Le concept de la création de l'homme dans le Salam et la Damouth de Dieu ne soutient, par conséquent, pas la conclusion selon quoi Dieu partage les caractéristiques physiques de l'homme. Cela signifie plutôt que l'essence de l'homme ressemble à celle de Dieu en ce qu'il a été doté de la capacité singulière de la pensée et de l'intellect.
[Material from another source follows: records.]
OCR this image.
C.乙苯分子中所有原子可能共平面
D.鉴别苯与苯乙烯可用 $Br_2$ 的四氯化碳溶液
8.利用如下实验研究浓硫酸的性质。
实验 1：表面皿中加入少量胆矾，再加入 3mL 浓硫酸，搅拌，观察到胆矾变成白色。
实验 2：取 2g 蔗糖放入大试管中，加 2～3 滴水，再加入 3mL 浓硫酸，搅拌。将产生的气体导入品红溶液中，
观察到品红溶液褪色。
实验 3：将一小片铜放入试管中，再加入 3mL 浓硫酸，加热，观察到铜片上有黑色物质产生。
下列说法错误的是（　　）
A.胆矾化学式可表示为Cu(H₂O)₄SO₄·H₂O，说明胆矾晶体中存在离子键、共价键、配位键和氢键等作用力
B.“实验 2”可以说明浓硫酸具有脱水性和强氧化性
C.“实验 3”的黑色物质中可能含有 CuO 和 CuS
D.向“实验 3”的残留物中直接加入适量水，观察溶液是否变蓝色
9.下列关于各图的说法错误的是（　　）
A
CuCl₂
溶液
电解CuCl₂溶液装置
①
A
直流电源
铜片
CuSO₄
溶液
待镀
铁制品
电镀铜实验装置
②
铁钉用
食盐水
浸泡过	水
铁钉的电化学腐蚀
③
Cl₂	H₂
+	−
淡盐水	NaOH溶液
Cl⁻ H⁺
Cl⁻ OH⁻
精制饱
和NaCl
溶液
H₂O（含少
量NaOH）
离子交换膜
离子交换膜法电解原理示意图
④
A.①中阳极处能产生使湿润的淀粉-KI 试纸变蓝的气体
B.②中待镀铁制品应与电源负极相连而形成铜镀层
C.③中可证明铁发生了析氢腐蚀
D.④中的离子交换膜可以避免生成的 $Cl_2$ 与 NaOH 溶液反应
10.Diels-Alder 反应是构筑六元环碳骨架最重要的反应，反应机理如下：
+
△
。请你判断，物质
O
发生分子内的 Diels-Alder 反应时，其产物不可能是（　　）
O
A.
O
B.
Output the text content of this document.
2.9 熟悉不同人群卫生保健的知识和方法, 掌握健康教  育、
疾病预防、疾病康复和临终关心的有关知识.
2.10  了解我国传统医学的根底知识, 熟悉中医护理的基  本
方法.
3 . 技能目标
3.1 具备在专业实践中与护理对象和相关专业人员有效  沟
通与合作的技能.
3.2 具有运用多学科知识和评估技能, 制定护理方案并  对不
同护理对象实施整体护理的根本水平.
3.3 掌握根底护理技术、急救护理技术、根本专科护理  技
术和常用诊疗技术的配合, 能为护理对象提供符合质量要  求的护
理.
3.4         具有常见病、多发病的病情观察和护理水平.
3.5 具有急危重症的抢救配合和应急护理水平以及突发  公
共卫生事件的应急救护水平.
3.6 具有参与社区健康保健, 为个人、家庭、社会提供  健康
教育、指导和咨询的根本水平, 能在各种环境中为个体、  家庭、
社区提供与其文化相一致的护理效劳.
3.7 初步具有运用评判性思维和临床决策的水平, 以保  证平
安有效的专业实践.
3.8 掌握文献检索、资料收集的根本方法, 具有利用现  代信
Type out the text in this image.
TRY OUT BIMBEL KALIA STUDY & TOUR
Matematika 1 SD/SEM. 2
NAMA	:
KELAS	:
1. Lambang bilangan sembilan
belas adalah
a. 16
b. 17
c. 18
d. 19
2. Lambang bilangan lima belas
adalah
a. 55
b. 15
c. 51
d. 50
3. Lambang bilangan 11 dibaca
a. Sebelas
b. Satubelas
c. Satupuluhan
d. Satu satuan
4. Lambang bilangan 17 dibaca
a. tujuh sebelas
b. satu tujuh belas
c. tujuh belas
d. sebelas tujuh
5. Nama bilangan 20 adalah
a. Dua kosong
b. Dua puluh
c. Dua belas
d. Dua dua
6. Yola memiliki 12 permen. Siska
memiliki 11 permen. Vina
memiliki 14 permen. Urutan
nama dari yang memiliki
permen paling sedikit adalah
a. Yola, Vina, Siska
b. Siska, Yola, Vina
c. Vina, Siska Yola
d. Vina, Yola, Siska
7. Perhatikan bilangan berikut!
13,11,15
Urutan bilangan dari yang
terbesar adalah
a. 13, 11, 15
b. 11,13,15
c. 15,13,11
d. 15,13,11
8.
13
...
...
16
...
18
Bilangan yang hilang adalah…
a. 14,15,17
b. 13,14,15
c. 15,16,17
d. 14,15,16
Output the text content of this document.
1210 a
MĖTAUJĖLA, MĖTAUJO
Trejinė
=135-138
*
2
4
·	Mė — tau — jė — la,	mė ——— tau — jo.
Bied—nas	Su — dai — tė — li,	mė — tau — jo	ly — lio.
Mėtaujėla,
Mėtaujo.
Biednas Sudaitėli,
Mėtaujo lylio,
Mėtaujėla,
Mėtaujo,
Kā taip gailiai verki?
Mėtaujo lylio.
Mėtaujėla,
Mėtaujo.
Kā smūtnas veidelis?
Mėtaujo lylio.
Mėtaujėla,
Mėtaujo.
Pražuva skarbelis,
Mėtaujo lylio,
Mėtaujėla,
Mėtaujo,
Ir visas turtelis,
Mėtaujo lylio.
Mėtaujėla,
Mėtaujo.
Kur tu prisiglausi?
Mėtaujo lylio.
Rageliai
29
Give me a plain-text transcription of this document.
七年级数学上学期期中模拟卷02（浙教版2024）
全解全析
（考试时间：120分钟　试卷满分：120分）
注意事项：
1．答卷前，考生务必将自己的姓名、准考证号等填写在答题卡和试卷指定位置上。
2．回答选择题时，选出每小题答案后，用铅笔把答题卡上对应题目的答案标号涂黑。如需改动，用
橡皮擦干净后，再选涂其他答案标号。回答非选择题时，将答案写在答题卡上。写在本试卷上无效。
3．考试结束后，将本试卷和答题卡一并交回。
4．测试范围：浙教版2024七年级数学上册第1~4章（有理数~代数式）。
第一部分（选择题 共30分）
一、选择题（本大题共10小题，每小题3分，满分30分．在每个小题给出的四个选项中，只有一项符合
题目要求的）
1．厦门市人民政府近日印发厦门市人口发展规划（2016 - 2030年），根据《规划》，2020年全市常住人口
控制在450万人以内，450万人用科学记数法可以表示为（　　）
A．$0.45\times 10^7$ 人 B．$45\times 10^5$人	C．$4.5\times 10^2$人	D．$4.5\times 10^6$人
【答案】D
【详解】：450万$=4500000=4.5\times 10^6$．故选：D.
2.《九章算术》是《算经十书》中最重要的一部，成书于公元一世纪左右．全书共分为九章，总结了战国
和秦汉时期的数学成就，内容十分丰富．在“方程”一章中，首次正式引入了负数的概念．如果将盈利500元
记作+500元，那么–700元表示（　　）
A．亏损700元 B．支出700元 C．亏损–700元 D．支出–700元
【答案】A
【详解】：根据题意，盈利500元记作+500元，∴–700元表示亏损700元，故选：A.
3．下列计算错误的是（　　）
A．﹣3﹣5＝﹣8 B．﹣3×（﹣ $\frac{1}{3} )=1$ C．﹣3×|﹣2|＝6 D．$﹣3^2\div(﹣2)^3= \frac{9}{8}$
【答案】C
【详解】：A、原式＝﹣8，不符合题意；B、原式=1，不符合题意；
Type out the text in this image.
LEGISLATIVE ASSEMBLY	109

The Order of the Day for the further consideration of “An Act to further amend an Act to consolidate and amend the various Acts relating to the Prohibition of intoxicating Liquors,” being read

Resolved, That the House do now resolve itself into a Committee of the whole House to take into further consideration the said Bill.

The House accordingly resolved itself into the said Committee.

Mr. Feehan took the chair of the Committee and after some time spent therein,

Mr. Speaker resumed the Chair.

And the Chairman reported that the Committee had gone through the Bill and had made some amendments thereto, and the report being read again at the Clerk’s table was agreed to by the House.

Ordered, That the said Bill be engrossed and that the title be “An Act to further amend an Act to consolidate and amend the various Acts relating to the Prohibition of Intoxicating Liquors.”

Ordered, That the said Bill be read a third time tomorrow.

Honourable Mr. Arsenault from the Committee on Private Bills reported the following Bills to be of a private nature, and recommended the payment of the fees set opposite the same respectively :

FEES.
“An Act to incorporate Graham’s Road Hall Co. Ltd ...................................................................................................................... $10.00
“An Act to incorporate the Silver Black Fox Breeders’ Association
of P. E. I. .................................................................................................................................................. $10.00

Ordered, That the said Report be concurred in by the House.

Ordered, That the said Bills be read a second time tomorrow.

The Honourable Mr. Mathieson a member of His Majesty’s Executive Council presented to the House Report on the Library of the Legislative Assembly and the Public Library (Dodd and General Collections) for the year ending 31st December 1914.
C'est ainsi que le Ramba''m poursuit en disant :

Or, comme l'homme se distingue par quelque chose de très remarquable qu'il y a en lui et qui n'est dans aucun des êtres au dessous de la sphère de la lune, c'est-à-dire par la compréhension intellectuelle, pour laquelle on n'emploie ni sens, ni mains, ni bras, [celle-ci] a été comparée à la compréhension Divine, qui ne se fait pas au moyen d'un instrument ; bien que la ressemblance n'existe pas en réalité, mais seulement au premier abord. Et pour cette chose, je veux dire à cause de l'intellect Divin qui se joint à l'homme, il a été dit de celui-ci qu'il était [fait] à l'image de Dieu et à Sa ressemblance, [et cela ne veut dire] nullement que Dieu le Très-Haut soit un corps ayant une figure quelconque.

Évidemment, la sagesse de Dieu est fondamentalement différente de celle de l'homme, mais le fait que l'homme (contrairement à toutes les autres créatures) possède des capacités intellectuelles, et est caractérisé par cette qualité, signifie qu'il est fait dans le Salam de Dieu, en ce qu'ils partagent la même caractéristique déterminante. La caractéristique déterminante de Dieu est précisément l'absence de propriétés physiques, le fait qu'Il soit une intelligence pure, et la qualité qui distingue l'homme de toutes les autres créatures est sa capacité à penser et comprendre.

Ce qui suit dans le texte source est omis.